Каждые сто шагов спустя, мальчик возвращался в надстройку, проскальзывал под завесой, оказываясь в густом запахе болезни. Опускался на колени возле девушки, прикасался к её, пропитавшейся потом одежде, высушивая внутренним огнём. Мочил полотенце из бурдюка, клал на раскрасневшийся лоб и выходил, несколько вдохов придерживая полог, пуская внутрь каморки свежий воздух. Затем вновь принимался отсчитывать сто шагов.
Сколько раз, забывшись, отчаявшись, он прикасался к вырезанному перу на своей ладони. В нём чудился летний зной, шелестели луговые травы, истекало солнцем нагретое дерево. Это всё пришло с привязкой Бэна — его символы, ассоциации. Как много раз Рихард порывался призвать друга, чтобы тот подлечил Лукрецию. Но каждый раз одёргивал себя: «Нельзя умирать втроём посреди океана! Бэна ждёт светлое будущее. Нельзя его этого лишать!».
А как было бы славно призвать кого-то, а потом отослать обратно. Но Ирнис, чьё перо будто насмешливо покалывало, не говорила ничего об обратном призыве. «Наверное, такого даже нет», — с тоской вздыхал мальчик, не переставая отсчитывать шаги.

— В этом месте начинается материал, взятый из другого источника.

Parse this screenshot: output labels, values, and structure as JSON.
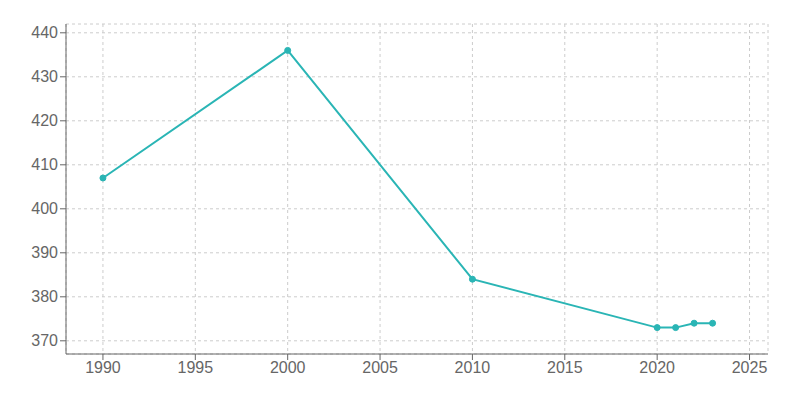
{
  "chart_data": {
    "type": "line",
    "x": [
      1990,
      2000,
      2010,
      2020,
      2021,
      2022,
      2023
    ],
    "values": [
      407,
      436,
      384,
      373,
      373,
      374,
      374
    ],
    "color": "#2ab5b5",
    "marker": "circle",
    "xlim": [
      1988,
      2026
    ],
    "ylim": [
      367,
      442
    ],
    "xticks": [
      1990,
      1995,
      2000,
      2005,
      2010,
      2015,
      2020,
      2025
    ],
    "yticks": [
      370,
      380,
      390,
      400,
      410,
      420,
      430,
      440
    ],
    "grid": true
  }
}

Пальцы ощупывали контуры перьев сквозь прорехи рукавов на локте, держась за них, как за спасительную соломинку, выбирались на мороз, спускались к ладони. Перо Ирнис, рядом — Бэна. Остальные не заняты. Пока не заняты. Но то, что было снаружи на безымянном пальце ощущалось тяжёлым привкусом металла и крови. Чьё оно? Рихард тряс головой, не находя ответа. И шёл, шёл, шёл.

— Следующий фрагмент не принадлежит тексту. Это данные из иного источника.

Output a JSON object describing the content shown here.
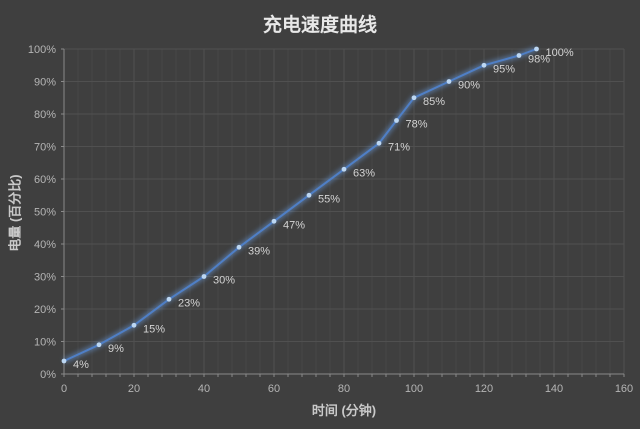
{
  "chart_data": {
    "type": "line",
    "title": "充电速度曲线",
    "xlabel": "时间 (分钟)",
    "ylabel": "电量 (百分比)",
    "x": [
      0,
      10,
      20,
      30,
      40,
      50,
      60,
      70,
      80,
      90,
      95,
      100,
      110,
      120,
      130,
      135
    ],
    "values": [
      4,
      9,
      15,
      23,
      30,
      39,
      47,
      55,
      63,
      71,
      78,
      85,
      90,
      95,
      98,
      100
    ],
    "point_labels": [
      "4%",
      "9%",
      "15%",
      "23%",
      "30%",
      "39%",
      "47%",
      "55%",
      "63%",
      "71%",
      "78%",
      "85%",
      "90%",
      "95%",
      "98%",
      "100%"
    ],
    "xlim": [
      0,
      160
    ],
    "ylim": [
      0,
      100
    ],
    "x_ticks": [
      0,
      20,
      40,
      60,
      80,
      100,
      120,
      140,
      160
    ],
    "x_minor_tick_step": 4,
    "y_tick_labels": [
      "0%",
      "10%",
      "20%",
      "30%",
      "40%",
      "50%",
      "60%",
      "70%",
      "80%",
      "90%",
      "100%"
    ],
    "grid": true,
    "legend": "none"
  },
  "colors": {
    "background": "#3f3f3f",
    "line": "#4f7fc6",
    "line_glow": "#6ea3e8",
    "marker": "#bcd7f3",
    "grid_major": "#505050",
    "grid_minor": "#474747",
    "axis": "#8a8a8a",
    "title_text": "#e8e8e8",
    "axis_title_text": "#c9c9c9",
    "tick_label_text": "#b5b5b5",
    "data_label_text": "#d4d4d4"
  }
}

Он не хотел спать, хотя ноги подкашивались и внутри всё выстыло после бури эмоций. Но сон ужалил мальчика рядом с Лукрецией, и тот рухнул лицом вниз, сжимая влажную от пота безвольную ладонь девушки. А между глубокими водами и низкими тучами плыла вникуда одинокая лодка.
Бэн
Добромир Лисий Хвост вновь колдовал у печки. Серый Сол цедил пиво, раскачиваясь на табурете у стойки, чем походил на ощипанного индюка, сбежавшего из-под ножа кухарки. Чиён, потирая припухшую щёку и пряча глаза, вновь и вновь рассказывал, как всё было. Оправдывался. Как он и Рихард добрались до пирса, понаблюдали за погрузкой, вместе побежали к нужному кораблю, как взобрались на палубу, как стражники погнались за Фениксом, а Тень скинули в море.
Бэн смотрел на свою правую ладонь, всё ещё горящую от оплеухи. Когда Чиён рассказал в первый раз, толстяк, не раздумывая, ударил его. Добромир и Сол на это лишь чокнулись кружками, крякнули и выпили.
Извиняться Бэн не собирался. Он и Чиён привязались к юному Фениксу, даже в шутку называя его предводителем и главным, относились к нему, как к младшему брату. Потому эта потеря стала такой болезненной. Тень и вовсе, пока говорил, не мог сдержать слёз, ругая себя и дёргая за волосы. Искать больше не имело смысла, но ждать и верить, что Рихард однажды вернётся — вот и всё, что осталось покинутым спутникам.
На улице стало шумно. Совсем близко раздались топот копыт, треск ободьев телеги, и вскрик, тонкий, пронзительный. И тишина. А затем отборная брань, оханья, вздохи.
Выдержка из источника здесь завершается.